Wie aber kam es überhaupt zur Öffnung des Blickes der Gender-Thematik in der Ökonomie, die sich lange Zeit als besonders resistent gegenüber frauenrechtlerischen Bemühungen erwies? Die Initialzündung ging von der amerikanischen Historikerin Alice Kessler-Harris aus, die 1996 das Konzept der sogenannten "economic citizenship" einführte. Zusammen mit der ,political' und der ,social citizenship', die den Blick auf die staatspolitische und gesellschaftliche Stellung von Frauen richten, schien ihr das Ideentrio ein vielversprechender Ansatz dafür zu sein, die gesellschaftlichen Veränderungsbestrebungen der Frauen weltweit entscheidend zu beschleunigen. Außerdem wird durch das Konzept der "economic citizenship" ganz grundsätzlich klar, dass Frauen, sei es als Verbraucherinnen, Unternehmerinnen oder Arbeitnehmerinnen in wirtschaftliche Kreisläufe ebenso unauflösbar eingebunden sind wie die Männer. Spannend bleibt dabei die Frage, wie sich die Globalisierung auf die Geschlechter auswirkt. Die Prognosen, die Susanne Schunter-Kleemann dabei stellt, sind alles andere als erfreulich. Für die Ökonomin von der Hochschule Bremen sind die Frauen eindeutig die Verliererinnen, wenn es um die Folgen des "General Agreement on Trade and Services" geht: "Das GATS-Prinzip der fortschreitenden Liberalisierung unterwandert global hochbrisante Bereiche der bislang öffentlichen Daseinsvorsorge wie Energieversorgung, Verkehr, Bildung und Kultur. Frauen sind dramatisch betroffen in ihrer Rolle als Arbeitnehmerinnen, weil sie beim fortschreitenden Abbau der Arbeitsplätze ganz klar zum Einsparpotential zählen."

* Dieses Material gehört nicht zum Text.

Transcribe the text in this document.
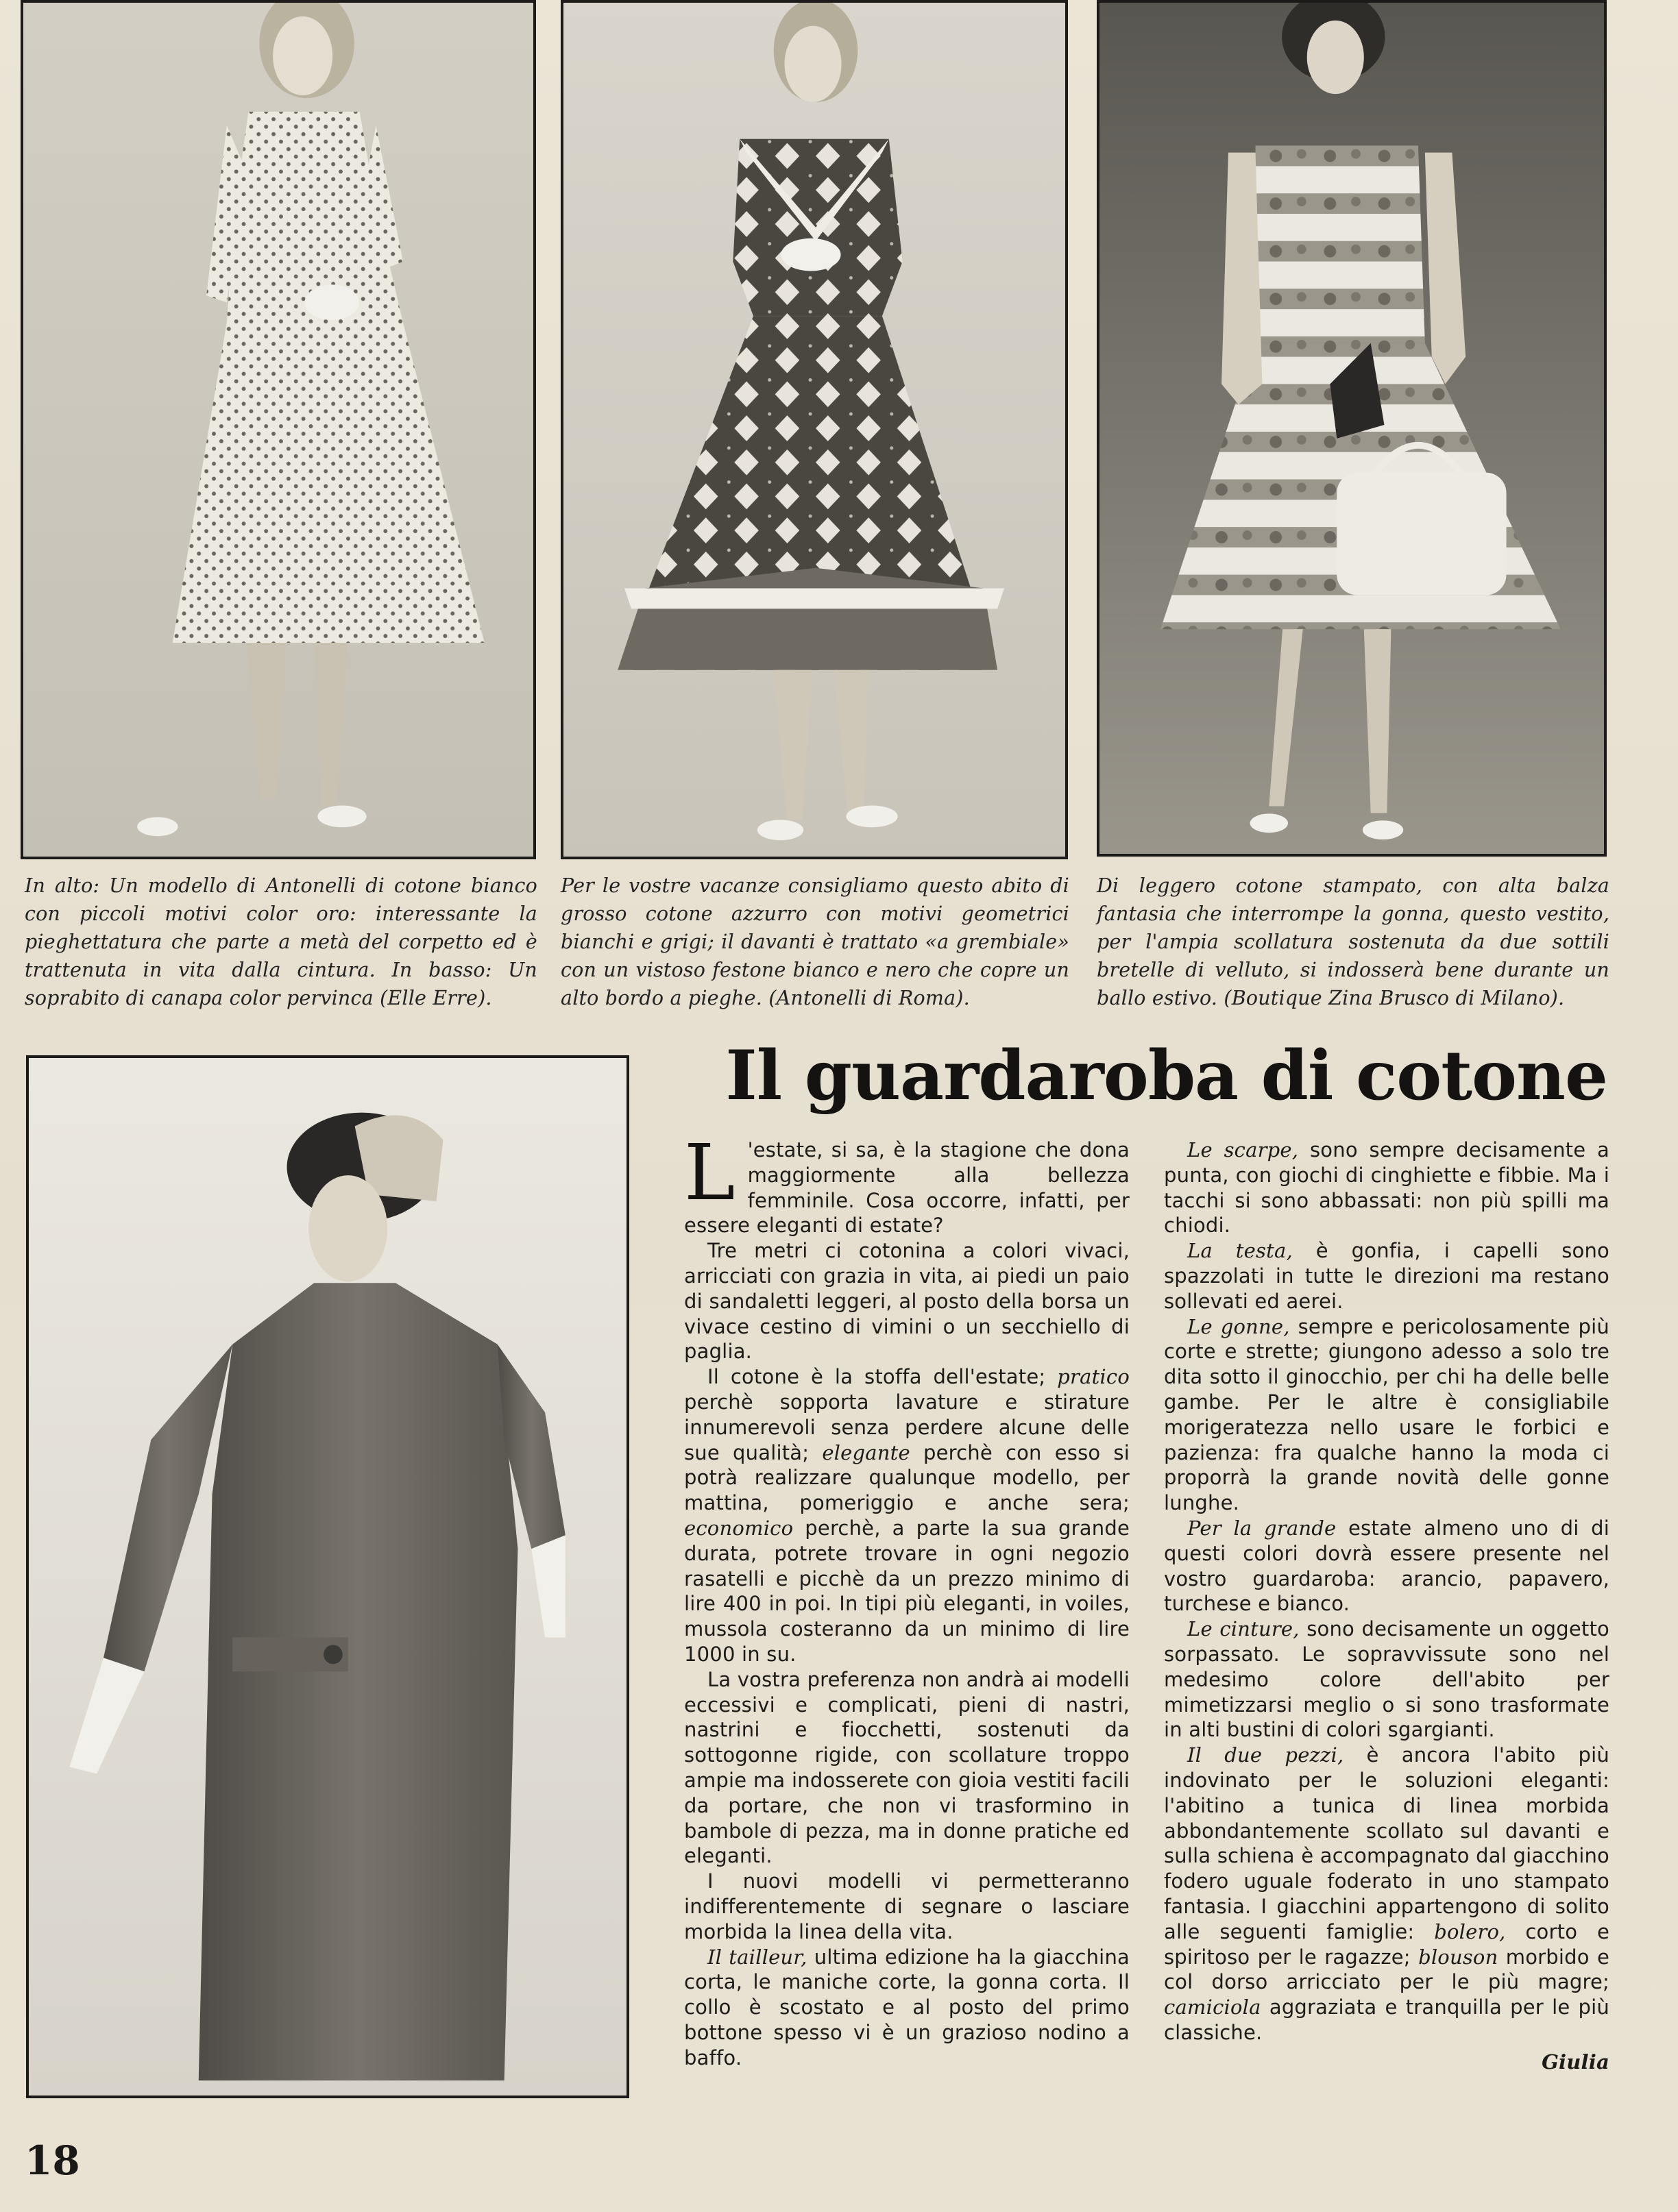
In alto: Un modello di Antonelli di cotone bianco con piccoli motivi color oro: interessante la pieghettatura che parte a metà del corpetto ed è trattenuta in vita dalla cintura. In basso: Un soprabito di canapa color pervinca (Elle Erre).

Per le vostre vacanze consigliamo questo abito di grosso cotone azzurro con motivi geometrici bianchi e grigi; il davanti è trattato «a grembiale» con un vistoso festone bianco e nero che copre un alto bordo a pieghe. (Antonelli di Roma).

Di leggero cotone stampato, con alta balza fantasia che interrompe la gonna, questo vestito, per l'ampia scollatura sostenuta da due sottili bretelle di velluto, si indosserà bene durante un ballo estivo. (Boutique Zina Brusco di Milano).

Il guardaroba di cotone

L 'estate, si sa, è la stagione che dona maggiormente alla bellezza femminile. Cosa occorre, infatti, per essere eleganti di estate?

Tre metri ci cotonina a colori vivaci, arricciati con grazia in vita, ai piedi un paio di sandaletti leggeri, al posto della borsa un vivace cestino di vimini o un secchiello di paglia.

Il cotone è la stoffa dell'estate; pratico perchè sopporta lavature e stirature innumerevoli senza perdere alcune delle sue qualità; elegante perchè con esso si potrà realizzare qualunque modello, per mattina, pomeriggio e anche sera; economico perchè, a parte la sua grande durata, potrete trovare in ogni negozio rasatelli e picchè da un prezzo minimo di lire 400 in poi. In tipi più eleganti, in voiles, mussola costeranno da un minimo di lire 1000 in su.

La vostra preferenza non andrà ai modelli eccessivi e complicati, pieni di nastri, nastrini e fiocchetti, sostenuti da sottogonne rigide, con scollature troppo ampie ma indosserete con gioia vestiti facili da portare, che non vi trasformino in bambole di pezza, ma in donne pratiche ed eleganti.

I nuovi modelli vi permetteranno indifferentemente di segnare o lasciare morbida la linea della vita.

Il tailleur, ultima edizione ha la giacchina corta, le maniche corte, la gonna corta. Il collo è scostato e al posto del primo bottone spesso vi è un grazioso nodino a baffo.

Le scarpe, sono sempre decisamente a punta, con giochi di cinghiette e fibbie. Ma i tacchi si sono abbassati: non più spilli ma chiodi.

La testa, è gonfia, i capelli sono spazzolati in tutte le direzioni ma restano sollevati ed aerei.

Le gonne, sempre e pericolosamente più corte e strette; giungono adesso a solo tre dita sotto il ginocchio, per chi ha delle belle gambe. Per le altre è consigliabile morigeratezza nello usare le forbici e pazienza: fra qualche hanno la moda ci proporrà la grande novità delle gonne lunghe.

Per la grande estate almeno uno di di questi colori dovrà essere presente nel vostro guardaroba: arancio, papavero, turchese e bianco.

Le cinture, sono decisamente un oggetto sorpassato. Le sopravvissute sono nel medesimo colore dell'abito per mimetizzarsi meglio o si sono trasformate in alti bustini di colori sgargianti.

Il due pezzi, è ancora l'abito più indovinato per le soluzioni eleganti: l'abitino a tunica di linea morbida abbondantemente scollato sul davanti e sulla schiena è accompagnato dal giacchino fodero uguale foderato in uno stampato fantasia. I giacchini appartengono di solito alle seguenti famiglie: bolero, corto e spiritoso per le ragazze; blouson morbido e col dorso arricciato per le più magre; camiciola aggraziata e tranquilla per le più classiche.

Giulia

18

Solcher Skepsis steht allerdings gleich ein ganzes Bündel an Vorteilen und Chancen gegenüber, das die Globalisierung auch den Frauen bringt. Die internationale Frauenbewegung beispielsweise profitiert davon nachhaltig, was die Stärkung der Menschen- und Frauenrechte anlangt. Nicht nur, dass mit der "CEDAW", der "Konvention zur Beseitigung jeder Form der Diskriminierung von Frauen" ein internationales Regelwerk mit strengen Restriktionen vorliegt: Frauen können sich weltweit auf lokaler, regionaler oder nationaler Ebene auf diese Spielregeln berufen und der Globalisierung ein gleichsam lokal gefärbtes Gesicht geben. Für die Politologin Sibylle Hardmeier von der Universität Zürich ein guter Grund und Anlass, beim Nachdenken über die Zukunft der Ökonomie der Geschlechterverhältnisse einem "qualifizierten Optimismus" den Vorzug zu geben.